S&P lifts J. Crew, rates notes B

S&P said it raised the corporate credit rating on the J. Crew Group Inc. to CCC+ from SD.

The outlook is negative.

At the same time, the agency withdrew the issue-level rating on the company's $566 million unsecured pay-in-kind (PIK) toggle notes following the distressed exchange of these debt instruments.

S&P also revised the recovery rating on the company's term loan facility to 5 from 4, with an issue-level rating of CCC, indicating an expectation for modest (10% to 30%; estimated recovery: 15%) recovery in the event of a payment default.

Furthermore, the agency also assigned a B issue-level rating to the company's $250 million notes secured by intellectual property with a 1 recovery rating, which indicates an expectation for very high recovery (90% to 100%; estimated recovery: 95%) in the event of payment default or bankruptcy.

“The rating action follows our review of J. Crew capital structure following the company's exchange of the unsecured PIK toggle notes maturing in 2019,” S&P said in a news release.

“The distressed exchange transaction modestly reduced debt levels by about $40 million (as we treat the new preferred stock as debt) and extends the company's debt maturity profile out to 2021.

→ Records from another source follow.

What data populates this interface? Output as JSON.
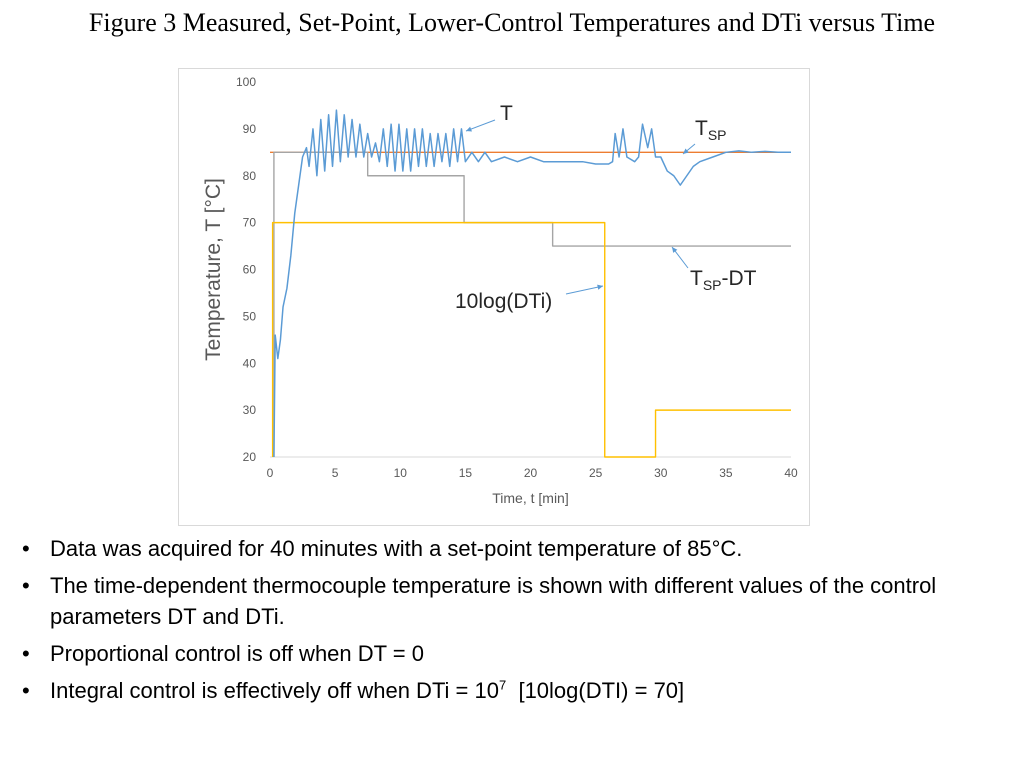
{
  "slide_title": "Figure 3 Measured, Set-Point, Lower-Control Temperatures and DTi versus Time",
  "chart_data": {
    "type": "line",
    "x_label": "Time, t [min]",
    "y_label": "Temperature, T [°C]",
    "xlim": [
      0,
      40
    ],
    "xticks": [
      0,
      5,
      10,
      15,
      20,
      25,
      30,
      35,
      40
    ],
    "ylim": [
      20,
      100
    ],
    "yticks": [
      20,
      30,
      40,
      50,
      60,
      70,
      80,
      90,
      100
    ],
    "grid": false,
    "series": [
      {
        "color": "#ed7d31",
        "x": [
          0,
          40
        ],
        "values": [
          85,
          85
        ]
      },
      {
        "color": "#a5a5a5",
        "x": [
          0.3,
          0.3,
          7.5,
          7.5,
          14.9,
          14.9,
          21.7,
          21.7,
          40
        ],
        "values": [
          20,
          85,
          85,
          80,
          80,
          70,
          70,
          65,
          65
        ]
      },
      {
        "color": "#ffc000",
        "x": [
          0.2,
          0.2,
          25.7,
          25.7,
          29.6,
          29.6,
          40
        ],
        "values": [
          20,
          70,
          70,
          20,
          20,
          30,
          30
        ]
      },
      {
        "color": "#5b9bd5",
        "x": [
          0.3,
          0.4,
          0.6,
          0.8,
          1.0,
          1.3,
          1.6,
          1.9,
          2.2,
          2.5,
          2.8,
          3.0,
          3.3,
          3.6,
          3.9,
          4.2,
          4.5,
          4.8,
          5.1,
          5.4,
          5.7,
          6.0,
          6.3,
          6.6,
          6.9,
          7.2,
          7.5,
          7.8,
          8.1,
          8.4,
          8.7,
          9.0,
          9.3,
          9.6,
          9.9,
          10.2,
          10.5,
          10.8,
          11.1,
          11.4,
          11.7,
          12.0,
          12.3,
          12.6,
          12.9,
          13.2,
          13.5,
          13.8,
          14.1,
          14.4,
          14.7,
          15.0,
          15.5,
          16,
          16.5,
          17,
          18,
          19,
          20,
          21,
          22,
          23,
          24,
          25,
          26,
          26.3,
          26.5,
          26.8,
          27.1,
          27.4,
          28.0,
          28.3,
          28.6,
          29.0,
          29.3,
          29.6,
          30.0,
          30.5,
          31,
          31.5,
          32,
          32.5,
          33,
          34,
          35,
          36,
          37,
          38,
          39,
          40
        ],
        "values": [
          20,
          46,
          41,
          45,
          52,
          56,
          63,
          72,
          78,
          84,
          86,
          82,
          90,
          80,
          92,
          81,
          93,
          82,
          94,
          83,
          93,
          84,
          92,
          84,
          91,
          84,
          89,
          84,
          87,
          83,
          90,
          82,
          91,
          81,
          91,
          81,
          90,
          81,
          90,
          82,
          90,
          82,
          89,
          82,
          89,
          83,
          89,
          82,
          90,
          83,
          90,
          83,
          85,
          83,
          85,
          83,
          84,
          83,
          84,
          83,
          83,
          83,
          83,
          82.5,
          82.5,
          83,
          89,
          84,
          90,
          84,
          83,
          84,
          91,
          86,
          90,
          84,
          84,
          81,
          80,
          78,
          80,
          82,
          83,
          84,
          85,
          85.3,
          85,
          85.2,
          85,
          85
        ]
      }
    ],
    "annotations": [
      {
        "text": "T"
      },
      {
        "text": "T",
        "sub": "SP"
      },
      {
        "text": "T",
        "sub": "SP",
        "after": "-DT"
      },
      {
        "text": "10log(DTi)"
      }
    ]
  },
  "bullets": [
    {
      "text": "Data was acquired for 40 minutes with a set-point temperature of 85°C."
    },
    {
      "text": "The time-dependent thermocouple temperature is shown with different values of the control parameters DT and DTi."
    },
    {
      "text": "Proportional control is off when DT = 0"
    },
    {
      "text": "Integral control is effectively off when DTi = 10",
      "sup": "7",
      "after": "  [10log(DTI) = 70]"
    }
  ]
}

“However, we also think J. Crew still faces significant operating pressures and our rating reflects our projection for continued operating weakness, modestly negative free operating cash flow, and the still large debt burden. The company's capital structure appears unsustainable in the long term and we do not expect operations will meaningfully improve over the next 12 months,” the agency added in the release.